Re-Coil by J.T. Nicholas
Titan, pb, £7.99
Reviewed by Sarah Deeming
Death has been cured. Consciousness can be placed in a new body, known as a coil, straight after death. Depending on how often you back up your memories, could mean there is no break between death and reawakening.
Carter Langston is on a deep space salvage mission when he comes across an abandoned ship with twenty-eight coils in suspended animation. During his recovery of the cores, the personalities, of the coils, something happens. Langston wakes up over two months later in a new coil with gaps in his memory and immediately faces an assassination attempt. Whatever happened on the abandoned ship is worth more than his immortal life. Langston must stay one step ahead of the well-paid, well-equipped assassin to uncover the truth of that abandoned ship.
There is a growing trend in novels exploring a future where death has been overcome by technological advantages, humanity uploading their consciousness into different bodies when their old one is used up.

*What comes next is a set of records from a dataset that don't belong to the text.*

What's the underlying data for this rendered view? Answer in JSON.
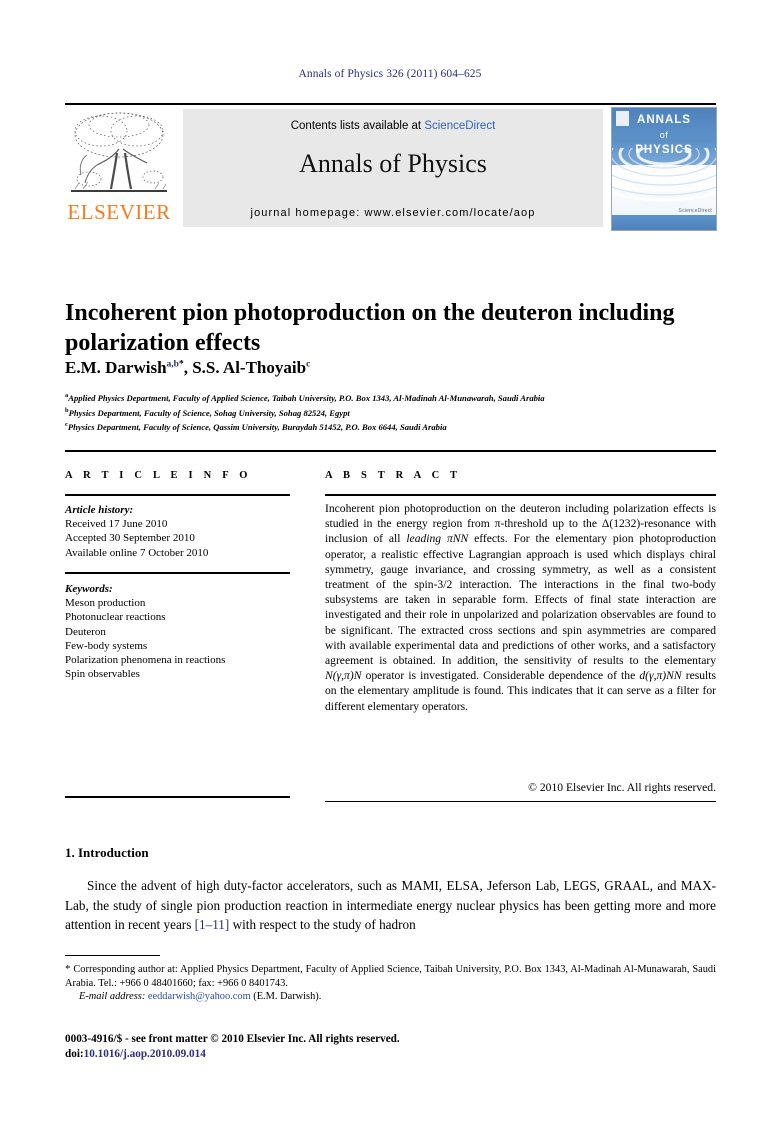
{
  "running_head": "Annals of Physics 326 (2011) 604–625",
  "masthead": {
    "contents_prefix": "Contents lists available at ",
    "sciencedirect": "ScienceDirect",
    "journal_name": "Annals of Physics",
    "homepage": "journal homepage: www.elsevier.com/locate/aop",
    "publisher_name": "ELSEVIER",
    "cover": {
      "line1": "ANNALS",
      "line2": "of",
      "line3": "PHYSICS",
      "sciencedirect_mark": "ScienceDirect"
    },
    "accent_blue": "#2f63b8",
    "elsevier_orange": "#f07c1f"
  },
  "article": {
    "title": "Incoherent pion photoproduction on the deuteron including polarization effects",
    "authors_prefix": "E.M. Darwish",
    "author1_sup": "a,b",
    "author1_star": "*",
    "authors_mid": ", S.S. Al-Thoyaib",
    "author2_sup": "c",
    "affiliations": [
      {
        "marker": "a",
        "text": "Applied Physics Department, Faculty of Applied Science, Taibah University, P.O. Box 1343, Al-Madinah Al-Munawarah, Saudi Arabia"
      },
      {
        "marker": "b",
        "text": "Physics Department, Faculty of Science, Sohag University, Sohag 82524, Egypt"
      },
      {
        "marker": "c",
        "text": "Physics Department, Faculty of Science, Qassim University, Buraydah 51452, P.O. Box 6644, Saudi Arabia"
      }
    ]
  },
  "info": {
    "heading": "A R T I C L E    I N F O",
    "history_label": "Article history:",
    "history": [
      "Received 17 June 2010",
      "Accepted 30 September 2010",
      "Available online 7 October 2010"
    ],
    "keywords_label": "Keywords:",
    "keywords": [
      "Meson production",
      "Photonuclear reactions",
      "Deuteron",
      "Few-body systems",
      "Polarization phenomena in reactions",
      "Spin observables"
    ]
  },
  "abstract": {
    "heading": "A B S T R A C T",
    "part1": "Incoherent pion photoproduction on the deuteron including polarization effects is studied in the energy region from π-threshold up to the Δ(1232)-resonance with inclusion of all ",
    "italic1": "leading πNN",
    "part2": " effects. For the elementary pion photoproduction operator, a realistic effective Lagrangian approach is used which displays chiral symmetry, gauge invariance, and crossing symmetry, as well as a consistent treatment of the spin-3/2 interaction. The interactions in the final two-body subsystems are taken in separable form. Effects of final state interaction are investigated and their role in unpolarized and polarization observables are found to be significant. The extracted cross sections and spin asymmetries are compared with available experimental data and predictions of other works, and a satisfactory agreement is obtained. In addition, the sensitivity of results to the elementary ",
    "italic2": "N(γ,π)N",
    "part3": " operator is investigated. Considerable dependence of the ",
    "italic3": "d(γ,π)NN",
    "part4": " results on the elementary amplitude is found. This indicates that it can serve as a filter for different elementary operators.",
    "copyright": "© 2010 Elsevier Inc. All rights reserved."
  },
  "introduction": {
    "section_number_title": "1. Introduction",
    "paragraph_part1": "Since the advent of high duty-factor accelerators, such as MAMI, ELSA, Jeferson Lab, LEGS, GRAAL, and MAX-Lab, the study of single pion production reaction in intermediate energy nuclear physics has been getting more and more attention in recent years ",
    "reference": "[1–11]",
    "paragraph_part2": " with respect to the study of hadron"
  },
  "footer": {
    "corresponding_star": "*",
    "corresponding_note": " Corresponding author at: Applied Physics Department, Faculty of Applied Science, Taibah University, P.O. Box 1343, Al-Madinah Al-Munawarah, Saudi Arabia. Tel.: +966 0 48401660; fax: +966 0 8401743.",
    "email_label": "E-mail address:",
    "email": "eeddarwish@yahoo.com",
    "email_owner": " (E.M. Darwish).",
    "issn_line": "0003-4916/$ - see front matter © 2010 Elsevier Inc. All rights reserved.",
    "doi_label": "doi:",
    "doi": "10.1016/j.aop.2010.09.014"
  }
}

Re-Coil takes the next step with corporate scientists working to improve and alter the memories you wake up with. In the words of Jurassic Park’s Professor Ian Malcolm, the scientists are “so pre-occupied with whether or not they could, they didn’t stop to think if they should.”
My only complaint is that I felt I didn’t really get to bond with Langston before the action started, so I wasn’t that bothered by the fact that he was under attack from the moment he woke up. For some people the immediate action will be a draw, so if you like your sci-fi fast-paced then this is for you.
The ending works well, both satisfying as a single entity, but with potential for a longer series. If you loved Altered Carbon or the political intrigue or James S.A. Corey’s Expanse series, then you’ll enjoy this.